Court Opinion

ID: 8536957
Source: CourtListenerOpinion
Date Created: 2022-11-23 11:07:24.320887+00
Date Added: 2024-06-11T16:52:04.085547
License: Public Domain

Mr. Justice Sifre,
dissenting.
The writ should have been quashed.' Although I am in agreement with the majority that the fact “that the persons whose depositions are. requested are available and able to appear at the trial,” is not a ground “for not authorizing the depositions prior to the trial”; and although “No longer can the time-honored cry of ‘fishing expedition’ serve to preclude a party from inquiring into the facts underlying his opponent’s case,” Hickman v. Taylor, 329 U. S. 495, those were not the only grounds on which the lower court based the order appealed from.
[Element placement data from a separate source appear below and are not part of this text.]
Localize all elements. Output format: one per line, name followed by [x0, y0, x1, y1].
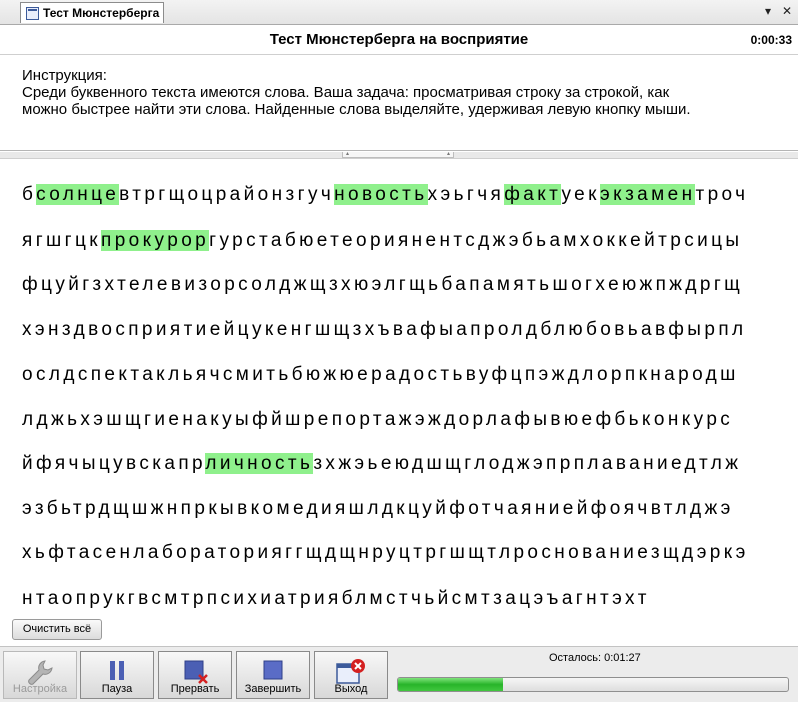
tab-bar: Тест Мюнстерберга ▾ ✕	[0, 0, 798, 25]
exit-button[interactable]: Выход	[314, 651, 388, 699]
letter-row[interactable]: хьфтасенлабораторияггщдщнруцтргшщтлросно…	[22, 541, 749, 565]
letter-sequence[interactable]: йфячыцувскапр	[22, 453, 205, 474]
letter-sequence[interactable]: хэьгчя	[428, 184, 505, 205]
letter-row[interactable]: бсолнцевтргщоцрайонзгучновостьхэьгчяфакт…	[22, 183, 748, 207]
stop-icon	[263, 660, 283, 680]
remaining-time: Осталось: 0:01:27	[549, 652, 641, 664]
letter-sequence[interactable]: нтаопрукгвсмтрпсихиатрияблмстчьйсмтзацэъ…	[22, 588, 650, 609]
progress-bar	[397, 677, 789, 692]
letter-sequence[interactable]: эзбьтрдщшжнпркывкомедияшлдкцуйфотчаянией…	[22, 498, 734, 519]
letter-sequence[interactable]: уек	[561, 184, 600, 205]
splitter-arrow-icon: ▴	[446, 151, 450, 157]
letter-row[interactable]: эзбьтрдщшжнпркывкомедияшлдкцуйфотчаянией…	[22, 497, 734, 521]
dropdown-icon[interactable]: ▾	[765, 4, 771, 18]
finish-button[interactable]: Завершить	[236, 651, 310, 699]
highlighted-word[interactable]: факт	[504, 184, 562, 205]
highlighted-word[interactable]: экзамен	[600, 184, 696, 205]
letter-row[interactable]: фцуйгзхтелевизорсолджщзхюэлгщьбапамятьшо…	[22, 273, 743, 297]
letter-row[interactable]: ослдспектакльячсмитьбюжюерадостьвуфцпэжд…	[22, 363, 739, 387]
splitter-grip[interactable]: ▴ ▴	[342, 151, 454, 158]
tab-test[interactable]: Тест Мюнстерберга	[20, 2, 164, 23]
header: Тест Мюнстерберга на восприятие 0:00:33	[0, 24, 798, 55]
highlighted-word[interactable]: личность	[205, 453, 314, 474]
letter-sequence[interactable]: хьфтасенлабораторияггщдщнруцтргшщтлросно…	[22, 542, 749, 563]
letter-sequence[interactable]: фцуйгзхтелевизорсолджщзхюэлгщьбапамятьшо…	[22, 274, 743, 295]
letter-sequence[interactable]: втргщоцрайонзгуч	[119, 184, 334, 205]
abort-icon	[184, 660, 208, 684]
letter-row[interactable]: лджьхэшщгиенакуыфйшрепортажэждорлафывюеф…	[22, 408, 733, 432]
abort-label: Прервать	[170, 683, 220, 695]
highlighted-word[interactable]: прокурор	[101, 230, 210, 251]
letter-sequence[interactable]: троч	[695, 184, 748, 205]
instructions-line: можно быстрее найти эти слова. Найденные…	[22, 101, 691, 118]
progress-fill	[398, 678, 504, 691]
letter-row[interactable]: хэнздвосприятиейцукенгшщзхъвафыапролдблю…	[22, 318, 747, 342]
window-icon	[26, 7, 39, 20]
pause-label: Пауза	[101, 683, 133, 695]
highlighted-word[interactable]: новость	[334, 184, 428, 205]
page-title: Тест Мюнстерберга на восприятие	[269, 31, 529, 48]
abort-button[interactable]: Прервать	[158, 651, 232, 699]
highlighted-word[interactable]: солнце	[36, 184, 120, 205]
pause-icon	[110, 661, 124, 680]
settings-button[interactable]: Настройка	[3, 651, 77, 699]
clear-all-button[interactable]: Очистить всё	[12, 619, 102, 640]
letter-row[interactable]: йфячыцувскапрличностьзхжэьеюдшщглоджэпрп…	[22, 452, 741, 476]
letter-sequence[interactable]: гурстабюетеориянентсджэбьамхоккейтрсицы	[209, 230, 742, 251]
splitter[interactable]: ▴ ▴	[0, 151, 798, 159]
tab-label: Тест Мюнстерберга	[43, 6, 160, 20]
finish-label: Завершить	[244, 683, 302, 695]
exit-label: Выход	[334, 683, 368, 695]
toolbar: Настройка Пауза Прервать Завершить Выход	[0, 646, 798, 702]
letter-sequence[interactable]: ягшгцк	[22, 230, 101, 251]
settings-label: Настройка	[12, 683, 68, 695]
splitter-arrow-icon: ▴	[346, 151, 350, 157]
letter-sequence[interactable]: б	[22, 184, 36, 205]
instructions-line: Среди буквенного текста имеются слова. В…	[22, 84, 670, 101]
letter-row[interactable]: нтаопрукгвсмтрпсихиатрияблмстчьйсмтзацэъ…	[22, 587, 650, 611]
elapsed-timer: 0:00:33	[750, 33, 792, 47]
pause-button[interactable]: Пауза	[80, 651, 154, 699]
instructions-panel: Инструкция: Среди буквенного текста имею…	[0, 55, 798, 151]
letter-sequence[interactable]: лджьхэшщгиенакуыфйшрепортажэждорлафывюеф…	[22, 409, 733, 430]
close-icon[interactable]: ✕	[782, 4, 792, 18]
instructions-heading: Инструкция:	[22, 67, 107, 84]
letter-row[interactable]: ягшгцкпрокуроргурстабюетеориянентсджэбьа…	[22, 229, 742, 253]
letter-sequence[interactable]: зхжэьеюдшщглоджэпрплаваниедтлж	[313, 453, 741, 474]
letter-sequence[interactable]: хэнздвосприятиейцукенгшщзхъвафыапролдблю…	[22, 319, 747, 340]
letter-sequence[interactable]: ослдспектакльячсмитьбюжюерадостьвуфцпэжд…	[22, 364, 739, 385]
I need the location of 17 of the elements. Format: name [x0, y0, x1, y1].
The court also relied on the fact that the depositions were requested “in an endeavor to find some way of challenging their truthfulness [that of certain witnesses] on the day of the trial.” (Italics ours.) Under Rule 26(a) and others of the Rules of Civil Procedure, depositions may be taken “for the purpose of discovery or for use as evidence in the action or for both purposes,”' but not merely to challenge the credibility of the witnesses when they testify at the trial. However, if the depositions are taken for one of the purposes authorized by the rules and the deponents in their testimony during the trial say something which contradicts the statements in the depositions, the latter may be used to challenge their truthfulness. In the Hickman case, supra, the Supreme Court of the United States explained- the purposes of “the various instruments of discovery” stating that they serve (1) “as a device, along with the pre-trial hearing under Rule 16, to narrow and clarify the basic issues between the parties,” and (2) “as a device *433for ascertaining the facts, or information as to the existence or whereabouts of facts, relative to those issues.” It could hardly be said that the depositions in the case at bar were required for such purposes, or for any of them.
When the depositions were sought to be taken, interrogatories had been requested and answered by both parties, documents had been examined, and the lower court no doubt considered, as revealed by its order, that the prosecution of the case was being unnecessarily delayed by abusing the discovery rules for purposes not authorized thereunder.1
The fact that “the time-honored cry of ‘fishing expedition’ ” cannot serve to deprive a party of the right granted under the Rules of Civil Procedure does not mean that resort may be had to those rules to “annoy, embarrass, or oppress” the opposing party. Hickman v. Taylor, supra.

 Of course, the fact that interrogatories are served and documents, examined is no bar in itself to deny the taking of depositions.